Monday, September 14, 2009

Out of the City and Into the Sky

High on a mountainside overlooking the city of Kyoto. We were climbing towards a secluded Shinto shrine, but took a side path away from the main road. Plunging down slightly into a bamboo forest, in the distance, the only sound a lone nightingale's song, slow as it echoes through the dense one hundred foot stalks of bamboo the thickness of oak trees. Continuing, the path narrows and the bamboo begins to crush us, asking why we are invading this holy space. Finally, a clearing in in the grass forest. An altar lies in front of us. On it, a round stone rests, cradled on a stand. On the edge of the altar, an inscription in Kanji: Guess the weight, and lift the stone. If we guess correctly and lift with the right amount of effort, eternal salvation in the Western paradise awaits us. If wrong, our journey must continue.

Were we right? I do not know. Returning to the main path, we begin to encounter hundreds of vermilion wooden gates. Passing through each gate purifies our souls as we approach the main shrine. A creek to our left runs swiftly down the slope as our climb steepens. The stone steps we are mounting are covered in green moss. As we near the top, the sun breaks through the darkness and floods our eyes with light. Finally, at the summit of the steps: a green lake surrounded by an ancient mossy forest. Alas, the path curves to the left and continues up the mountainside.

Tuesday, September 8, 2009

A Letter

To whom it may concern,
My dear, I love you.
Enclosed, please find
a heart of blue construction paper
with red crayon on top
collated and in triplicate.
Please submit your comments
questions, and concerns
by COB Sunday.
Most cordially,
Sincerely,
Yours truly,

Love,
Me

Thursday, September 3, 2009

The Book

The octagonal room before me was lit only from the hallway I occupied. The dust around me stirred and fell again, slowly. In the middle of the hardwood floor in front of me, on the top of a small claw-footed table, there lay a leather-bound volume with no writing or markings on the outside. I brashly took a first step across the threshold. The floor groaned under my foot and moaned again as I backed away again quickly, realizing my foolishness. The old oak door frame loomed ahead of me like a portal to a mausoleum. The room before me exhaled as it shrank from the life with which I disturbed its somnolence. I backed further away.

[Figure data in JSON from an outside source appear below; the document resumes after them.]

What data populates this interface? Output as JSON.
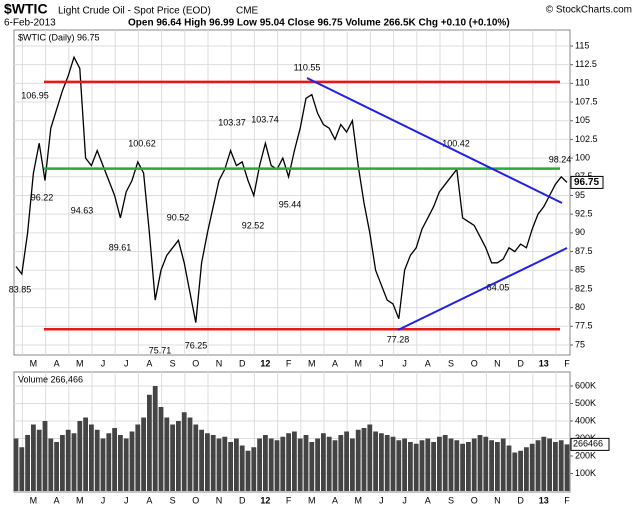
{
  "header": {
    "symbol": "$WTIC",
    "name": "Light Crude Oil - Spot Price (EOD)",
    "exchange": "CME",
    "copyright": "© StockCharts.com",
    "date": "6-Feb-2013",
    "stats": "Open 96.64  High 96.99  Low 95.04  Close 96.75  Volume 266.5K  Chg +0.10 (+0.10%)"
  },
  "chart_data": [
    {
      "type": "line",
      "legend": "$WTIC (Daily) 96.75",
      "color": "#000000",
      "categories": [
        null,
        null,
        null,
        "M",
        null,
        null,
        null,
        "A",
        null,
        null,
        null,
        "M",
        null,
        null,
        null,
        "J",
        null,
        null,
        null,
        "J",
        null,
        null,
        null,
        "A",
        null,
        null,
        null,
        "S",
        null,
        null,
        null,
        "O",
        null,
        null,
        null,
        "N",
        null,
        null,
        null,
        "D",
        null,
        null,
        null,
        "12",
        null,
        null,
        null,
        "F",
        null,
        null,
        null,
        "M",
        null,
        null,
        null,
        "A",
        null,
        null,
        null,
        "M",
        null,
        null,
        null,
        "J",
        null,
        null,
        null,
        "J",
        null,
        null,
        null,
        "A",
        null,
        null,
        null,
        "S",
        null,
        null,
        null,
        "O",
        null,
        null,
        null,
        "N",
        null,
        null,
        null,
        "D",
        null,
        null,
        null,
        "13",
        null,
        null,
        null,
        "F"
      ],
      "values": [
        85.5,
        84.5,
        90,
        98,
        102,
        97,
        104,
        106.5,
        109,
        111,
        113.5,
        112,
        100,
        99,
        101,
        99,
        97,
        95,
        92,
        95.5,
        97,
        99.5,
        98,
        90,
        81,
        85,
        87,
        88,
        89,
        86,
        82,
        78,
        86,
        90,
        93.5,
        97,
        98.5,
        101,
        99,
        99.5,
        97,
        95,
        99,
        102,
        99,
        98.5,
        100,
        97.5,
        101,
        104,
        108,
        108.5,
        106,
        104.5,
        104,
        102.5,
        104.5,
        103.5,
        105,
        99,
        94,
        90,
        85,
        83,
        81,
        80.5,
        78.5,
        85,
        87,
        88,
        90.5,
        92,
        93.5,
        95.5,
        96.5,
        97.5,
        98.5,
        92,
        91.5,
        91,
        89.5,
        88,
        86,
        86,
        86.5,
        88,
        87.5,
        88.5,
        88,
        90.5,
        92.5,
        93.5,
        95,
        96.5,
        97.5,
        96.75
      ],
      "ylim": [
        73.66,
        117.14
      ],
      "yticks": [
        75,
        77.5,
        80,
        82.5,
        85,
        87.5,
        90,
        92.5,
        95,
        97.5,
        100,
        102.5,
        105,
        107.5,
        110,
        112.5,
        115
      ],
      "reference_lines": [
        {
          "value": 110.2,
          "color": "#e41a1a"
        },
        {
          "value": 98.6,
          "color": "#22aa44"
        },
        {
          "value": 77.1,
          "color": "#e41a1a"
        }
      ],
      "annotations": [
        "83.85",
        "106.95",
        "96.22",
        "94.63",
        "89.61",
        "100.62",
        "75.71",
        "90.52",
        "76.25",
        "103.37",
        "103.74",
        "92.52",
        "95.44",
        "110.55",
        "77.28",
        "100.42",
        "84.05",
        "98.24"
      ],
      "grid": true
    },
    {
      "type": "bar",
      "legend": "Volume 266,466",
      "color": "#444444",
      "categories": [
        null,
        null,
        null,
        "M",
        null,
        null,
        null,
        "A",
        null,
        null,
        null,
        "M",
        null,
        null,
        null,
        "J",
        null,
        null,
        null,
        "J",
        null,
        null,
        null,
        "A",
        null,
        null,
        null,
        "S",
        null,
        null,
        null,
        "O",
        null,
        null,
        null,
        "N",
        null,
        null,
        null,
        "D",
        null,
        null,
        null,
        "12",
        null,
        null,
        null,
        "F",
        null,
        null,
        null,
        "M",
        null,
        null,
        null,
        "A",
        null,
        null,
        null,
        "M",
        null,
        null,
        null,
        "J",
        null,
        null,
        null,
        "J",
        null,
        null,
        null,
        "A",
        null,
        null,
        null,
        "S",
        null,
        null,
        null,
        "O",
        null,
        null,
        null,
        "N",
        null,
        null,
        null,
        "D",
        null,
        null,
        null,
        "13",
        null,
        null,
        null,
        "F"
      ],
      "values": [
        300000,
        250000,
        320000,
        380000,
        350000,
        400000,
        300000,
        280000,
        320000,
        350000,
        330000,
        400000,
        420000,
        380000,
        350000,
        300000,
        330000,
        360000,
        320000,
        300000,
        340000,
        380000,
        420000,
        550000,
        600000,
        480000,
        420000,
        380000,
        400000,
        450000,
        420000,
        380000,
        350000,
        330000,
        320000,
        300000,
        310000,
        280000,
        300000,
        260000,
        230000,
        250000,
        300000,
        320000,
        300000,
        290000,
        310000,
        330000,
        340000,
        300000,
        320000,
        280000,
        300000,
        330000,
        310000,
        290000,
        320000,
        340000,
        300000,
        350000,
        360000,
        380000,
        340000,
        330000,
        320000,
        310000,
        290000,
        300000,
        280000,
        270000,
        290000,
        300000,
        280000,
        310000,
        320000,
        300000,
        290000,
        270000,
        280000,
        300000,
        320000,
        310000,
        290000,
        280000,
        300000,
        260000,
        220000,
        230000,
        250000,
        270000,
        290000,
        310000,
        300000,
        280000,
        290000,
        266466
      ],
      "ylim": [
        0,
        680000
      ],
      "yticks": [
        {
          "value": 100000,
          "label": "100K"
        },
        {
          "value": 200000,
          "label": "200K"
        },
        {
          "value": 300000,
          "label": "300K"
        },
        {
          "value": 400000,
          "label": "400K"
        },
        {
          "value": 500000,
          "label": "500K"
        },
        {
          "value": 600000,
          "label": "600K"
        }
      ],
      "grid": true
    }
  ]
}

Pausing at first to ponder what had just transpired, I approached the room with less confidence than before. This time, I stopped short of the threshold and fingered the timber door frame. Feeling its connection to the floor, I felt my way through the boards to the foot of the table and then up to the object which it carried. The book was there; it was real. I could feel it there. After the reaction I felt from the room when I first attempted to cross the threshold, I decided an experiment was an order. Without breaking the connection to the table, I willed a green sprout with a single leaf to twist its way out of one of the claw feet of the table. There was a loud clap of thunder and centuries of dust and wooden splinters scoured my face as I struggled to protect my eyes with my forearm. The table and book remained, unaffected, but the room had changed.

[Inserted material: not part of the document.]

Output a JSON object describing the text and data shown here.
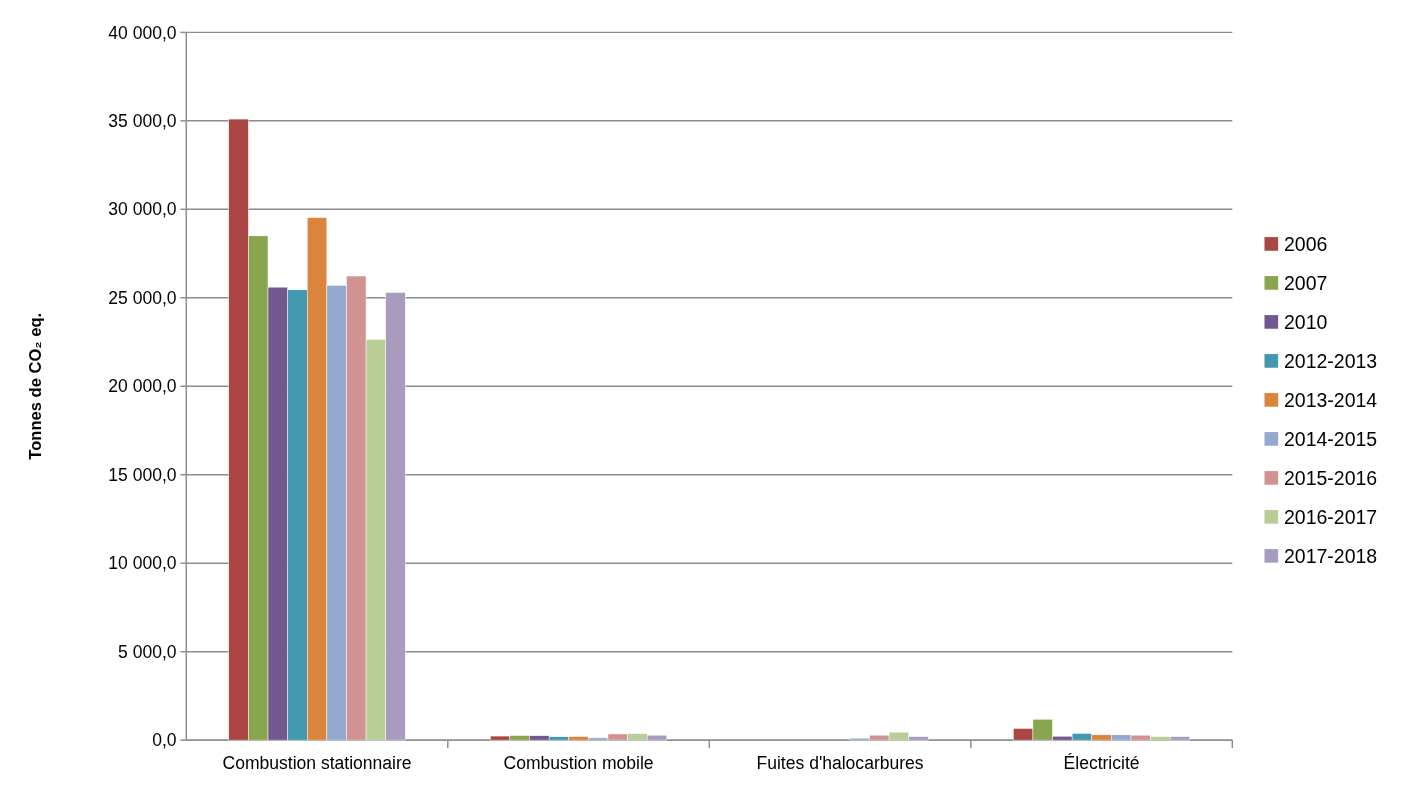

Now, a floor of white granite lay beyond the old oak threshold. Etched into it were symbols and geometry unknown to mankind for millennia. The room must have been built around this platform and enchanted to conceal its existence. As the dust began to once again settle indignantly, there was a sound I identified as a descending Shepherd tone, but I couldn't identify the source. Eventually it became clear to me that the granite blocks were humming a deep tone produced by a charge of energy similar to the old electrical transformers that sat on the ground near my childhood home. Every minute or so, one of the lines or symbols on the floor flickered with an almost invisible flame. I dared not cross the threshold a second time. Instead, as though to blow a kiss, I blew back into place my best attempt to replicate the illusion of the room as it was originally. Being the only person in the house offered me little confidence that I was alone. Needing to take time to research how to gain access to the room with the book, and as I was too tired to further my explorations of this manor built along the cold banks of Loch Raven, I resolved to return to my bed chamber and sleep out the remainder of the night.